Despite applying for a mortgage even with bad credit, it is a good idea to boost your credit score. Apart from making getting approval for a mortgage more accessible, a good credit score allows getting a lower mortgage rate. Here are proven ways to boost your credit score when thinking about applying for a mortgage.

Don’t make multiple credit inquiries.

Whenever you apply to get credit, the lenders have to check your credit history. However, the inquiry reflects on your credit report. Keep in mind that each credit inquiry has a significant negative impact on your credit score. You have to avoid making a lot of inquiries in a short period since lenders get the impression that you’re always seeking credit.

Only apply for credit when you have no other option, like when buying a home. Avoiding excessive credit inquiries will make a significant positive impact on your credit score.

Limit credit utilization to below 30 percent

Pay the balance fully every month to avoid interest when having a revolving line of credit or credit card. This is very important for credit cards that carry a high interest. A great idea to maintain the balance is to keep it not more than 30 percent of the overall limit. An increase in credit utilization will negatively impact your credit score.

Credit history is essential.

Applying for a loan requires having a credit history, whether good or bad. Lack of established credit history is likely to have your mortgage application not approved. A more extended credit history with some credit products such as credit cards or a car loan is good. The credit should reflect in your credit report for some period.

When planning to get a house, it is possible to get bad credit mortgage in Ontario. When you lack credit history, the lender might request for a cosigner or request that you wait a bit longer to get some credit history before applying for the mortgage.

Clear all unpaid collections

If you delay making a loan or credit card payment for more than three months, the lender is likely to send a third party debt collector after you. These will use all means to collect the amount you owe to their client. Keep in mind that no lender can approve your mortgage with evidence of a pending collection.

Clearing all collections is a top priority when looking forward to improving your chances of getting your mortgage application approved. The rule of thumb is to pay all small balances to avoid ruining your credit.

Other consider before applying for a mortgage

Source of income

Apart from improving your credit score, your source of income matters when applying for a mortgage. Lenders require proof of a stable source of income enough to service the payments. Lenders depend on debt servicing ratios, including Total Debt Servicing (TDS) and Gross Debt Servicing (GDS) to determine your ability to pay using your income.

GDS determines monthly housing expenses against gross monthly income. The ideal ratio should be less than 32 percent. Alternatively, the TDS focuses on other debt payments you might have apart from the mortgage against your gross monthly income. A lower percentage is better, and the maximum should not exceed 42 percent.

Job security

Regardless of your level of income, there’s a possibility of not qualifying for a mortgage. This is for scenarios where your employment history is recent. Lenders usually have second thoughts regarding giving loans to people on the probationary period at their workplaces. Those in self-employment or with fluctuating income have to show an income history of at least two years to approve their mortgage application.
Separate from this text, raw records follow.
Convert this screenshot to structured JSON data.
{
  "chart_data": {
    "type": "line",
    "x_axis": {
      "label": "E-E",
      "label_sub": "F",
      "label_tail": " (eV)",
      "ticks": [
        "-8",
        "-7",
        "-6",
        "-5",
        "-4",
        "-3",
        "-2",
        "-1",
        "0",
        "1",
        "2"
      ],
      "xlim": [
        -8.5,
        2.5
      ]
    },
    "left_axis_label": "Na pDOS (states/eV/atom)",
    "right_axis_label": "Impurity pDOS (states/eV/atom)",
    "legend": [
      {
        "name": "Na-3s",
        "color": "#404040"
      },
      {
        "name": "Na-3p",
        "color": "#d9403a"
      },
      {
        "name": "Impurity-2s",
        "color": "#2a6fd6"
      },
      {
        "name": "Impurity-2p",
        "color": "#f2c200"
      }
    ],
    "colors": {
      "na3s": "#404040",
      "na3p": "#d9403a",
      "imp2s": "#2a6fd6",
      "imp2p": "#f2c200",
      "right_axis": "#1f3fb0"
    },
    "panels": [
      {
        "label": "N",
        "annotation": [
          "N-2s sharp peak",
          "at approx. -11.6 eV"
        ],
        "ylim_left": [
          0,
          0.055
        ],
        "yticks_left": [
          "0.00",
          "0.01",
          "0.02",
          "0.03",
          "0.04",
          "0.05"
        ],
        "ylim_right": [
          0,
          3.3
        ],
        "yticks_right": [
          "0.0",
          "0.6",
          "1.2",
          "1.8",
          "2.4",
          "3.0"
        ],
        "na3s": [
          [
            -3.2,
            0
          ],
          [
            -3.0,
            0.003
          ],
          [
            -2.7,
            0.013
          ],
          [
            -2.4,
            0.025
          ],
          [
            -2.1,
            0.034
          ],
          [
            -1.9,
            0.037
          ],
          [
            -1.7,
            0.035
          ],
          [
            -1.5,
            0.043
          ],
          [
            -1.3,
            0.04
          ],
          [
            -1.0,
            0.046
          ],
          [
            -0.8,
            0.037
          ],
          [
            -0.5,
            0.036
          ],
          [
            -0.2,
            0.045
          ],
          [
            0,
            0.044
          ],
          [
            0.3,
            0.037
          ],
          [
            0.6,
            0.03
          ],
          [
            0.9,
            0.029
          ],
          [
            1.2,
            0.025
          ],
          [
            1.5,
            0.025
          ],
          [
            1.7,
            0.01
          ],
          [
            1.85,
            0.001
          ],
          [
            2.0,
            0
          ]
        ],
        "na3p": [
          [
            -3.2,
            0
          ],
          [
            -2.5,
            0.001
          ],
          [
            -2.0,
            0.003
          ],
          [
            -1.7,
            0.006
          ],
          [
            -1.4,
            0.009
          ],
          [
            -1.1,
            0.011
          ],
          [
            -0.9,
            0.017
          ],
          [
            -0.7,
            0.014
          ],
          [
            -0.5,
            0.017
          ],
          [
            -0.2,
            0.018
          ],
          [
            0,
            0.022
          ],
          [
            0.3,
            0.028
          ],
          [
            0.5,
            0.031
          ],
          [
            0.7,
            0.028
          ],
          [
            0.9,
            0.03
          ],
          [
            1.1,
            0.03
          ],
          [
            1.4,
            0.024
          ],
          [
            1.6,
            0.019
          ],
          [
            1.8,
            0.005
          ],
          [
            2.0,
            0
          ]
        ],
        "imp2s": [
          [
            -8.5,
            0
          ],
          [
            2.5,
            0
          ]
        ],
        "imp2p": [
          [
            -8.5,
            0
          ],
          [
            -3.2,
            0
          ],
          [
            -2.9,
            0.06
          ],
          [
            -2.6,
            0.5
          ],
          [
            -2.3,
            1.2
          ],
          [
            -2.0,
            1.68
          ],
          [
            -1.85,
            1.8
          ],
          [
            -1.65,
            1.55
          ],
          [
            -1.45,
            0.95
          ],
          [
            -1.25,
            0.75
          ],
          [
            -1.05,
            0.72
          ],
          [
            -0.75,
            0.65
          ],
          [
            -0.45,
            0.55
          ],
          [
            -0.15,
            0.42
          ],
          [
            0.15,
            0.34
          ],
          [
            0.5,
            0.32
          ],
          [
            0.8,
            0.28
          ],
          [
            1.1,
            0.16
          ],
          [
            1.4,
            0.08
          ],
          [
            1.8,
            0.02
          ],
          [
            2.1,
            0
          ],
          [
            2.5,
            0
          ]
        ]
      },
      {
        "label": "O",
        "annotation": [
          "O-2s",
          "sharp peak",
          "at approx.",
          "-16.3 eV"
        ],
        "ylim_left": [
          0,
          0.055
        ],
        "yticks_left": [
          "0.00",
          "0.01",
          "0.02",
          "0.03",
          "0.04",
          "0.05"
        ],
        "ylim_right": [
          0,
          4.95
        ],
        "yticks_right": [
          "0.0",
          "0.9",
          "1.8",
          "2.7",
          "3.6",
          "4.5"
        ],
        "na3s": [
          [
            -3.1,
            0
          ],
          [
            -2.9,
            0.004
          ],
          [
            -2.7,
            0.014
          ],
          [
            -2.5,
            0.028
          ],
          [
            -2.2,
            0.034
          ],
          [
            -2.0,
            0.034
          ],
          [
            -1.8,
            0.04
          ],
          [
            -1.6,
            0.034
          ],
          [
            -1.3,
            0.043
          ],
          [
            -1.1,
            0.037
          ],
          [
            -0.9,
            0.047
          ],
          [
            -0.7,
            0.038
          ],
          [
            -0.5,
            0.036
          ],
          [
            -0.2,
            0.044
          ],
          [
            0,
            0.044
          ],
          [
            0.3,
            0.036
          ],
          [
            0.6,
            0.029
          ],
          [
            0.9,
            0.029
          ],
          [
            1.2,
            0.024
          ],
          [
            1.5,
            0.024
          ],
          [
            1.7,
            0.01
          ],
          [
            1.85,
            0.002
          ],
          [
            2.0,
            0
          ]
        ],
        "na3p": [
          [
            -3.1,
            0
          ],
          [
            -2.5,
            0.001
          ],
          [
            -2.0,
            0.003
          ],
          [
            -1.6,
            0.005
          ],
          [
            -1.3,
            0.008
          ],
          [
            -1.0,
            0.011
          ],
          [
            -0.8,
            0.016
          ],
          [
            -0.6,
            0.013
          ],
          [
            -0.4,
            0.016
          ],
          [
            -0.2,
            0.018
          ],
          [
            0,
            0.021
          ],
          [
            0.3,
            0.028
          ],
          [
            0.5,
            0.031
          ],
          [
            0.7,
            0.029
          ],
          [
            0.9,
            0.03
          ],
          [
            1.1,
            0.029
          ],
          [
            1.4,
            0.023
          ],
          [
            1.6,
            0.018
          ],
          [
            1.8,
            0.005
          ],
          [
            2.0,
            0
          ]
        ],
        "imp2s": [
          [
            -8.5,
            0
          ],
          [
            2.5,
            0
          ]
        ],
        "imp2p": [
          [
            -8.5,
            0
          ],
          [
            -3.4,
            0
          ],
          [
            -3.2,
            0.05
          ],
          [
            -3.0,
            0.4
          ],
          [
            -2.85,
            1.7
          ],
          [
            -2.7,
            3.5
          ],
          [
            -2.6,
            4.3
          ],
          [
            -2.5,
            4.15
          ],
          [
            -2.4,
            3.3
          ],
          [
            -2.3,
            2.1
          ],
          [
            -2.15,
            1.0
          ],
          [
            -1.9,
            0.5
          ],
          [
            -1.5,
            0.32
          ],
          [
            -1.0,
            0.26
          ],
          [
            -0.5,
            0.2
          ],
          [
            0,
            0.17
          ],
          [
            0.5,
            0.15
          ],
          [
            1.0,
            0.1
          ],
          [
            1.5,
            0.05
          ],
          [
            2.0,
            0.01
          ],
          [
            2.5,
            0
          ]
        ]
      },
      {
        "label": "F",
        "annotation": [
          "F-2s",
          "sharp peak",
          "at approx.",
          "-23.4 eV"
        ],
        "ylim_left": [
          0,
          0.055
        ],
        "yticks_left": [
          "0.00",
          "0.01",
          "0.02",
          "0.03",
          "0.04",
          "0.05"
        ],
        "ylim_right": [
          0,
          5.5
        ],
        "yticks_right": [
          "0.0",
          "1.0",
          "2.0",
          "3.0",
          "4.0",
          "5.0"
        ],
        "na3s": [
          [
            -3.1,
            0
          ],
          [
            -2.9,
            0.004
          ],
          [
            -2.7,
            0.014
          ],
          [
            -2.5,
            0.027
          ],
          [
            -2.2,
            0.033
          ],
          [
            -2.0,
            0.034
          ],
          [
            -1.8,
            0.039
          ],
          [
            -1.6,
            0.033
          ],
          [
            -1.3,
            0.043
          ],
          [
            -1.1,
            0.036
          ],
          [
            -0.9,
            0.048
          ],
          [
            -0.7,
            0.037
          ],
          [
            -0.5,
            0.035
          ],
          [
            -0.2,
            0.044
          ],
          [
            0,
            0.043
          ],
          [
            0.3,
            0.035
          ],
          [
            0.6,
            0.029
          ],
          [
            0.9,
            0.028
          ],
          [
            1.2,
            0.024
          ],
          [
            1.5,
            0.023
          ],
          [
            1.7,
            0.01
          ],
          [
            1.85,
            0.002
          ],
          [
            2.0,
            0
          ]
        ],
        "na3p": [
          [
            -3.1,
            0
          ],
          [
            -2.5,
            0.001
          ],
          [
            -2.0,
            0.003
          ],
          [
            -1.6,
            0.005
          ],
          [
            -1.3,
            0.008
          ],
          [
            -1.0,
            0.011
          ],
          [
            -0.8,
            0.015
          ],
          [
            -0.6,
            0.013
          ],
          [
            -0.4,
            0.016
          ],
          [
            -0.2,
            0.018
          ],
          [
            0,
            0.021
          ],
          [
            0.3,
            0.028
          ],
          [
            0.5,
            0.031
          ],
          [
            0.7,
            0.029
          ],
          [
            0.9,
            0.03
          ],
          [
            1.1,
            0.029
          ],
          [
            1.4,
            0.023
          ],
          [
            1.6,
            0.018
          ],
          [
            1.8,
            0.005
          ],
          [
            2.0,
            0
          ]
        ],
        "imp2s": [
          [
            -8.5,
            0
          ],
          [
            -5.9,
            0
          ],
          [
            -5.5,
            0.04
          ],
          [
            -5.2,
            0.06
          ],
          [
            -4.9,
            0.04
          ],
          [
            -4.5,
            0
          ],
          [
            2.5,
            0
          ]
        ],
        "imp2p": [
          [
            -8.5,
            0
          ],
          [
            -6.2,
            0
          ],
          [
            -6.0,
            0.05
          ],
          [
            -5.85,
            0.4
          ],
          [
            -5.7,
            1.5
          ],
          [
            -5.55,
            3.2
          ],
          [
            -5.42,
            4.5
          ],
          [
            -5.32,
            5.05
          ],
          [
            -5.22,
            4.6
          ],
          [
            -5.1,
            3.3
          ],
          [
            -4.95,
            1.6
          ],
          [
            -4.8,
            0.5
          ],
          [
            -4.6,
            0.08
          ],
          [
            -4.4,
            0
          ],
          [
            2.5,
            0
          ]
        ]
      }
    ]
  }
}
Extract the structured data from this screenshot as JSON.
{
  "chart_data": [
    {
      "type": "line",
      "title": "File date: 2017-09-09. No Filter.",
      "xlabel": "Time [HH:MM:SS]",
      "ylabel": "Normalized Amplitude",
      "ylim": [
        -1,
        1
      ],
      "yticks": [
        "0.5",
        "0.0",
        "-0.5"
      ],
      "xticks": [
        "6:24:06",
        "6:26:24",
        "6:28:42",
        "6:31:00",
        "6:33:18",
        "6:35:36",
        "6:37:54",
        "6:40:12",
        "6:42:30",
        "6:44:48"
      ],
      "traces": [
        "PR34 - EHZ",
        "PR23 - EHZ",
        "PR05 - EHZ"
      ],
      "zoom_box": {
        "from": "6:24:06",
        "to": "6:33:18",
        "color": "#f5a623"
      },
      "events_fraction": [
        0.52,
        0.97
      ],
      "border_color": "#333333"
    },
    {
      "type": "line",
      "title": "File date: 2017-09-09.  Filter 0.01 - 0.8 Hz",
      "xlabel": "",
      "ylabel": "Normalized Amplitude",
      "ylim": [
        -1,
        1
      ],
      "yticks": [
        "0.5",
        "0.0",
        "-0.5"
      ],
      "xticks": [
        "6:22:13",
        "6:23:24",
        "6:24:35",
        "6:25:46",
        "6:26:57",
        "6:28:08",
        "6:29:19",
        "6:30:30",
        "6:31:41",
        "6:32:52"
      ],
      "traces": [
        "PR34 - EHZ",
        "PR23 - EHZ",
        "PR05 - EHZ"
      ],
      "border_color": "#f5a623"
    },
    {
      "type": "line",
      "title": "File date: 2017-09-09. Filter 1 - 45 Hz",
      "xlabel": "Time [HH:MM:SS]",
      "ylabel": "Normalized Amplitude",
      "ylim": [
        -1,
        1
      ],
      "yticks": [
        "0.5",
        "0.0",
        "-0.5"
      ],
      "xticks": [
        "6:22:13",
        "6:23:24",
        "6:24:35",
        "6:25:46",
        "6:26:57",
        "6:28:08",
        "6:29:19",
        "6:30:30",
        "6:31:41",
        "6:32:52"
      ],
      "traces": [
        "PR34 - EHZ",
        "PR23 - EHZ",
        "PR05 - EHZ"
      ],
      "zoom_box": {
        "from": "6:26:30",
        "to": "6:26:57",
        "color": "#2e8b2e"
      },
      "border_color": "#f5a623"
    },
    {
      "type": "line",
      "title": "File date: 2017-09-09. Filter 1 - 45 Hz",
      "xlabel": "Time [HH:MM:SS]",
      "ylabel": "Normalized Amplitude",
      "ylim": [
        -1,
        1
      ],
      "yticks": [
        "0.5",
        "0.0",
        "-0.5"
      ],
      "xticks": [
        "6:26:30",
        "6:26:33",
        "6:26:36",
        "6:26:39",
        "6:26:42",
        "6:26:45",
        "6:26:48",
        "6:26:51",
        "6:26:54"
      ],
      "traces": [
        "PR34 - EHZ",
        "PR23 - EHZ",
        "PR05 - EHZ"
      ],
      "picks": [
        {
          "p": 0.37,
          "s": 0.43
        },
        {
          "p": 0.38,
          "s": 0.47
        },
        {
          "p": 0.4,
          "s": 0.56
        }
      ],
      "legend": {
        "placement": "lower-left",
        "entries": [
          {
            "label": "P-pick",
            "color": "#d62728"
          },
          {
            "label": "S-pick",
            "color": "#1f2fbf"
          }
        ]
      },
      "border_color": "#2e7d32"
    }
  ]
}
With this in mind, it is not a great idea to seek new employment after or when planning to apply for a mortgage. Timing at your place of work is essential to ensure that you increase the chances of having your mortgage application approved.

Down payment

When planning to buy a house, you need a down payment. This is the amount of money as a percentage of the overall total when purchasing a home . The down payment marks your initial contribution towards owning the property, and the mortgage provides the balance. Keep in mind that the down payment depends on the lender and your credit history. So, you have to do your homework to find out the amount of down payment you need when considering a mortgage.

Closing costs

Lastly, you have to budget for closing costs as well when planning to buy a house. These include appraisal costs, lawyer fees, title insurance, or home inspection.

The good idea is to finance the closing costs from your pocket. This will protect you from hiking your loan payments.

Wrapping up

When planning to apply for a mortgage, the first thing to worry about is finance. Having a good credit score is very important. However, now it is possible to apply for a loan even with bad credit.